The memo is due soon, and Mr. Feinberg has no idea what it will say. But it won’t serve as a blueprint, he says. It will serve as leverage. If the memo states, for instance, that certain proximity claims are stinkers, Mr. Feinberg could say to claimants, “You’ll get nothing in court, but I’ll give you 20 cents or 30 cents on the dollar.”
Or the memo could say that some claims might well succeed, but only after clearing a very high standard of proof of damages. Then Mr. Feinberg could offer a slightly lower standard.
Those are just two of many possibilities. Regardless of what is in the memo, Mr. Feinberg won’t start writing checks willy-nilly, no matter how many plaintiffs line up, no matter how many people yell at him, and no matter how many people are eager to see BP punished, legal niceties be damned.
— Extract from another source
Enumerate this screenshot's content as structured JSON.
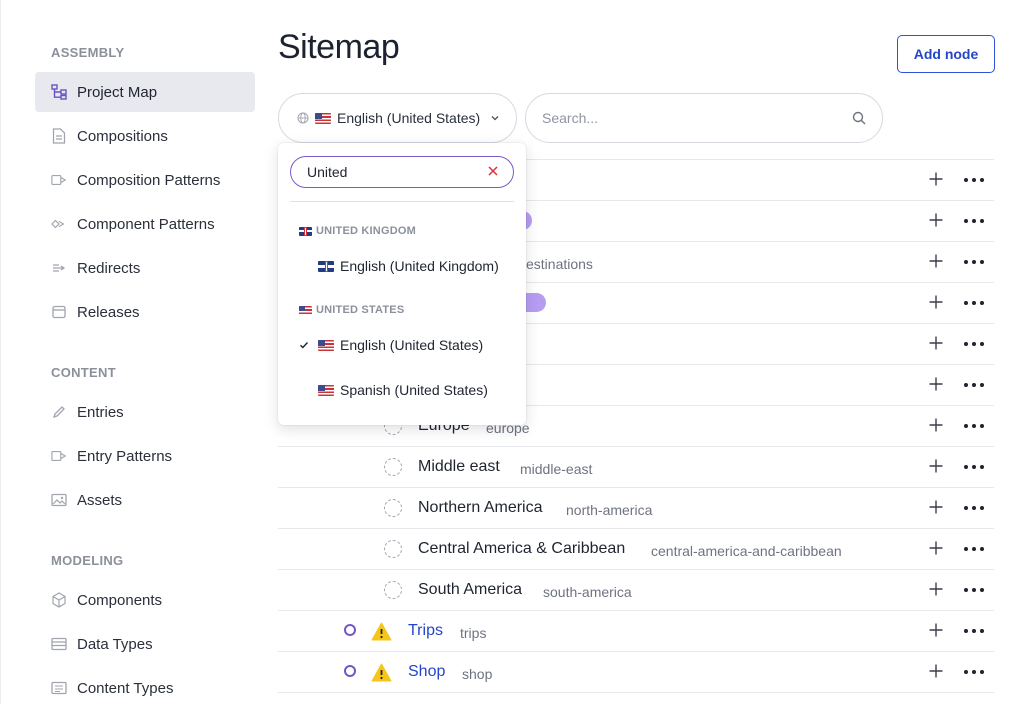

This guy is versatile, but Santa Claus is one role he will not play.
Mr. Overton and other business people in Florida think this is no time for stinginess. He likens the BP oil spill to hurricanes that struck the state years ago, and he worries that the impact will be the same.
“We haven’t had a hurricane since ’04, but still today, we can’t get close to achieving the occupancy level we had in August and September, pre-’04,” he says. “People know a hurricane is possible and they don’t want risk it.”
The analogy between storms that actually destroyed property and a spill that did not is hardly perfect. But this may be the only difference that matters: you can’t sue Mother Nature.